Thursday, August 25, 2011
Arab Revolution
Israel and The Arab Spring
By: Salim Nazzal 25 August 2011
From the very beginning Israel feared the Arab revolutions. This has been expressed by low key Israeli politicians despite the official policy not to comment. Netanyahu's speech to the American congress about the Arab revolution was empty talk because Israel knows before anybody else that democratic Arabs will be stronger in fighting Israel. In the past, Arab dictators fought the apartheid state of Israel and lost almost all battles. Some of them like Egypt and Jordan surrendered and became garrisons to protect the Zionist state. Israel also knows well that it can dictate (by the help of the USA) its policy on the dictatorship regimes, but it could not do that with democratic regimes.

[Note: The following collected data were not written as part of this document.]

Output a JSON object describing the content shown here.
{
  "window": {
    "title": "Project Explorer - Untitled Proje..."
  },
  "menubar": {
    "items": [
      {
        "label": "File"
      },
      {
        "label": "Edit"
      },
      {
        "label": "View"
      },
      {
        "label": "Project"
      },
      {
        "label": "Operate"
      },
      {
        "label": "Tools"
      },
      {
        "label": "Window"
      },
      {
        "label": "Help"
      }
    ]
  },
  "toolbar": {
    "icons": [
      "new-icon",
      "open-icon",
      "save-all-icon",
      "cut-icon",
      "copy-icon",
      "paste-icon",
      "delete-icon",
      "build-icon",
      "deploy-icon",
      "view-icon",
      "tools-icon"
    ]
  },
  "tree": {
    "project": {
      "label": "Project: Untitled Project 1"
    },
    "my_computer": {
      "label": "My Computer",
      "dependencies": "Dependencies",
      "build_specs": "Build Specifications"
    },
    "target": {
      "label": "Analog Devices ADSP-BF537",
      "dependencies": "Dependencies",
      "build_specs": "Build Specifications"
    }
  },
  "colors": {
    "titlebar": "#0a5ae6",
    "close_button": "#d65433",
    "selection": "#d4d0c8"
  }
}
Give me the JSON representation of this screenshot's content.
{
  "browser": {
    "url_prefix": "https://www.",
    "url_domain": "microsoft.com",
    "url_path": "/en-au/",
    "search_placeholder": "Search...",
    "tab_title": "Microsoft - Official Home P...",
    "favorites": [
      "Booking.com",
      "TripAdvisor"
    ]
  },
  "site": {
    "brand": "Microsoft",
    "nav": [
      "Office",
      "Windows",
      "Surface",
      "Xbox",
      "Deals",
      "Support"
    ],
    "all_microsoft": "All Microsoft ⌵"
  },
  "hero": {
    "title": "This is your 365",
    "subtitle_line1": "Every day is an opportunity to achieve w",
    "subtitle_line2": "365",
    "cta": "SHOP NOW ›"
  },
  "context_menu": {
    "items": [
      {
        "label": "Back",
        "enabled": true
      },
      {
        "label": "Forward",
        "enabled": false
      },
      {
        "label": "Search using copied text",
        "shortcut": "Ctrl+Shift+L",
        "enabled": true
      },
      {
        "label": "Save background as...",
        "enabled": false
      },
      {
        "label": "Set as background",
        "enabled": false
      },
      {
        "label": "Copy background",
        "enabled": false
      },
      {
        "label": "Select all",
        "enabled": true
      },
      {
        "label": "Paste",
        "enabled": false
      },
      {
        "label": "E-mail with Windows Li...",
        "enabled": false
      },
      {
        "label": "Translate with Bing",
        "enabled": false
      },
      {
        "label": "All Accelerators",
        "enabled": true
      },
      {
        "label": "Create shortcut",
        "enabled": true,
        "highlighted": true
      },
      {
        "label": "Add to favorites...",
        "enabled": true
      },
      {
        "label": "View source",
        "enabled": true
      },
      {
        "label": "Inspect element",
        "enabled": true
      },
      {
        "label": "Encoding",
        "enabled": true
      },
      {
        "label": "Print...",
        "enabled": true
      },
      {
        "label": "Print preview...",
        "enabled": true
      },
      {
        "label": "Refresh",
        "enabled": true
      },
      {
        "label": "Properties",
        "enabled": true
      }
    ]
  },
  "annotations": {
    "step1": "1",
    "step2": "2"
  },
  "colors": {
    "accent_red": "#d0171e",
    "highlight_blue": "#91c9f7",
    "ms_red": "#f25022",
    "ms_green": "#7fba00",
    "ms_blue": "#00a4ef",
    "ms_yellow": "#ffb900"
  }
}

Many examples provide the evidence between the past and now. Let’s pick the latest: Israel killed by (mistake) three Egyptian soldiers and the killing did not go soft as it used to be. That all Egypt protested and still protesting is a clear message to Israel that Mubarak's
time is over.
Moreover, the democratic change in the Arab region would lose Israel the card of claiming to b the only democracy in the Middle East. That has never been the reality but has been played on for years to conceal an ugly face. The ugly face of the Zionist state could be new to those who were brain washed by the Zionist propaganda. But, it is not for Palestinians, victims of the Zionist brutality over the past 60 years.
The paradox is now that while the Arab region is changing towards the culture of democracy and human rights, the state of Israel is moving towards the ultra right wing and the fundamental religious culture. It is no wonder that ultra right and neo Nazi parties in Europe and the US view the state of Israel as their model state.
As the Arab spring is moving from one country to another, while the Zionist worry increases, the Arab hopes toward construction of democratic countries increases also.
What about the future of the Arab revolutions? This is not an easy question to answer bearing in mind that it might take years before a new democratic Arab region is implemented. But it is not difficult to predict that as soon as Arabs succeed in arranging their domestic homes, the conflict with the apartheid state of Israel will be resumed with new rules.